In the back half of “Monsters,” after Episode 5’s unshakable exclamation point, the series bends over backward to consider all possibilities, even when it’s clear their heart remains with Erik. Later episodes spotlight the parents, kicking off with Kitty telling her own therapist, “I hate my kids.” Another foregrounds Vanity Fair reporter Dominick Dunne (Nathan Lane), an aggrieved dad whose daughter was killed by a man who cited past abuse as a reason for his criminal behavior. He hates Leslie, calling her “the dragon lady,” since she often uses the same legal strategy — urging juries to consider the accused’s state of mind before rushing to judgement. (Remembering an old case, Leslie even says, “I wanted the jury to see that [my client] was not the monster. On the contrary, he was the victim.” Hey, that’s the title of the show!)
But each of these new windows into what happened are tainted by the storytellers’ obvious disdain for dissenting views. Thankfully, Murphy and Brennan aren’t trying to evoke pity for the parents. (Bardem’s José Menendez is shot like a literal horror movie monster, often appearing as if from nowhere or glowering with venom into the camera.) But seeing the couple complain about their boys — and then seeing their boys act out these memories like the spoiled rich kids they likely were — does little to explain the twisted motivations of each adult. Instead of digging in, Murphy and Brennan lean on the cycles of abuse to account for everything — a valid reason to be sure, but one that’s just kind of tossed in, like a lazy summation by a prosecutor bored with their own case.
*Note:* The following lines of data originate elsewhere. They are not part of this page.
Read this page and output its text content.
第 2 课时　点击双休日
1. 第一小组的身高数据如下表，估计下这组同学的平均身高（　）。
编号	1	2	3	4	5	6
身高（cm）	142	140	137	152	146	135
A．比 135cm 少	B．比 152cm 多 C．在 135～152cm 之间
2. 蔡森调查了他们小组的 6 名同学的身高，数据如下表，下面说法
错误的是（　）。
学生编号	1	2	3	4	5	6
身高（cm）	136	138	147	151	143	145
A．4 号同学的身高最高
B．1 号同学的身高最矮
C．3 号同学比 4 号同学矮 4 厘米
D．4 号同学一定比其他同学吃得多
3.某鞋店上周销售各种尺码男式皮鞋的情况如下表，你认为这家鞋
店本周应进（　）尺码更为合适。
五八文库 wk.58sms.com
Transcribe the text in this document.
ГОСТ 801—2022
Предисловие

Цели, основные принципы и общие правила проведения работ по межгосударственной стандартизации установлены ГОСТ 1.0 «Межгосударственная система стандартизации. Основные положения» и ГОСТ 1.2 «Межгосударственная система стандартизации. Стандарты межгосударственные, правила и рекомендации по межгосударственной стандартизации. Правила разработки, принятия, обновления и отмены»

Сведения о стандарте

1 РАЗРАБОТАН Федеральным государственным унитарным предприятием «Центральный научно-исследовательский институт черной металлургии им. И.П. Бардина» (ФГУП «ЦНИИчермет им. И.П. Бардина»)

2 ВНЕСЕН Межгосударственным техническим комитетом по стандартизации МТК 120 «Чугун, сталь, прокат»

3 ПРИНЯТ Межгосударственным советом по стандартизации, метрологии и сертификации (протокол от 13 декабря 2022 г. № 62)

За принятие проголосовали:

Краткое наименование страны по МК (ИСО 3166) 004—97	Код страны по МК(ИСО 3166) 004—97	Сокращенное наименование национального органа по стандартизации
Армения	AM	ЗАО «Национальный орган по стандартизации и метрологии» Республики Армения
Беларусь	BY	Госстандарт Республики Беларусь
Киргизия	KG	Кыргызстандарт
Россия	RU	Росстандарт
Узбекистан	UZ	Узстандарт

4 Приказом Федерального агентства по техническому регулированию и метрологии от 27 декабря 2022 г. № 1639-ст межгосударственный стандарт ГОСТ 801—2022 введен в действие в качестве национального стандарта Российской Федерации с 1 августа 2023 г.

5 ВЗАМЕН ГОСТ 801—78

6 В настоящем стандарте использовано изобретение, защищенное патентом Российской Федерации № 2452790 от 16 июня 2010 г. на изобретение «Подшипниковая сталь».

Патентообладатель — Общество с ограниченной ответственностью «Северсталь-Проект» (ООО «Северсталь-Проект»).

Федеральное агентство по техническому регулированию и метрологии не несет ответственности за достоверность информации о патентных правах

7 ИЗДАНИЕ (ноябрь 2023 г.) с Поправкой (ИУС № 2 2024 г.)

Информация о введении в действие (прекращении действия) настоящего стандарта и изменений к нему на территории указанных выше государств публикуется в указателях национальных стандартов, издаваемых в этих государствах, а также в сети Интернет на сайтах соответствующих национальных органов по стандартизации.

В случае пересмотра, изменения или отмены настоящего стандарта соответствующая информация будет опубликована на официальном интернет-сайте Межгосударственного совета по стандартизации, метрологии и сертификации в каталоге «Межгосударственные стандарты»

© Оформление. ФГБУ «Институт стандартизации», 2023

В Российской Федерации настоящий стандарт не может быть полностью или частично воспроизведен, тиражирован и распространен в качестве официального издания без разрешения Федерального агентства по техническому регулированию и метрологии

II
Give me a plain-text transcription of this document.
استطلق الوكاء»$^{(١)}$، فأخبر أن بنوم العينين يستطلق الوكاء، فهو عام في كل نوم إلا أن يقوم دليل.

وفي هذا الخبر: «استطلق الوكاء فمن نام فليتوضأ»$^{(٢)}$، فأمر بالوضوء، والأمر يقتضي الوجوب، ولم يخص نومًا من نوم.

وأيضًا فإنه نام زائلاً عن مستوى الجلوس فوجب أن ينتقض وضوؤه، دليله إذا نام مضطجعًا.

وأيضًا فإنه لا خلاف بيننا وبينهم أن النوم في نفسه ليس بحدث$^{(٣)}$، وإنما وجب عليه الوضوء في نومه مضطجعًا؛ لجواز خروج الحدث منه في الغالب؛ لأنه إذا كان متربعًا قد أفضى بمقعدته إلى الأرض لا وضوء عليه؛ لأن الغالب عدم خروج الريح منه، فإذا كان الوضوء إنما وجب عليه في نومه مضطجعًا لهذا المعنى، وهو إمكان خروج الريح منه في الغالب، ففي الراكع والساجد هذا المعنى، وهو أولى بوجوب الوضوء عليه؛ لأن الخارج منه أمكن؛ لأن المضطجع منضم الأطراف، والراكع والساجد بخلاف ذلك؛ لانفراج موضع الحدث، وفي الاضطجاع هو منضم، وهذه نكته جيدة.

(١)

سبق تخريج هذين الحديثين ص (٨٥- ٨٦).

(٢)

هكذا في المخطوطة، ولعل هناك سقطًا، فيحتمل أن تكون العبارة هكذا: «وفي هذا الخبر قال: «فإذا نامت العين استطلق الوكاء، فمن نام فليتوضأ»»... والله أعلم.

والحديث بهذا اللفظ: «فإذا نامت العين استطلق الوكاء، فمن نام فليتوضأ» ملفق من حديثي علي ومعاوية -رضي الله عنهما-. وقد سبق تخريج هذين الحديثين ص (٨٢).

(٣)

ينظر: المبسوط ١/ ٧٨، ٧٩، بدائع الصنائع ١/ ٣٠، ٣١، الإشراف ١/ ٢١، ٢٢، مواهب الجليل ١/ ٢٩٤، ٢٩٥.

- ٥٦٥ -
Dominick, meanwhile, is too smug to be sympathetic, even when Episode 7, “Showtime,” flashes back to his daughter’s trial, the “not guilty” verdict is read, and he starts screaming at the judge. Perhaps it’s that he’s always framed in host-mode, sharing his apparently coveted thoughts on the Menendez brothers’ trial to a bevy of dinner party guests (presumably there to physically represent the many, many readers affected by Dominick’s trial coverage in Vanity Fair). Or maybe it’s Dominick’s steadfast refusal to consider any accused criminal is also a human being. Or it could just be that he’s always so clearly framed as the one in the wrong — like a Bond villain, constantly in monologue, but swigging a drink instead of petting a cat.
Within “Monsters’” crock pot of cracked theories, there are strong performances. Koch earns his episodic spotlight, shading Erik in subtle and stark shades of tortured misery throughout, which perfectly contrast the brash behavior of his loud, obnoxious, big brother. Chavez makes Lyle a charming sociopath whose “everything is great” disguise is just as convincing as the few moments where he’s truly vulnerable. Bardem, to his credit, fully commits to the vicious patriarch he’s asked to embody, even in what could’ve been a very silly scene involving a male prostitute and golden laurel crown.
Are any of these turns worth sitting through nine hours of smutty true crime recreations? Not really. If you are compelled to watch, then Episode 5 should be enough. “Maybe we are sociopaths, but can you blame us if we are, when you know what’s been happening to us?” That’s the whole series right there, in one sentence. The rest, all of that, is just for show.
Grade: C-
“Monsters: The Lyle and Erik Menendez Story” was released Thursday, September 19 on Netflix. All 10 episodes were released at once.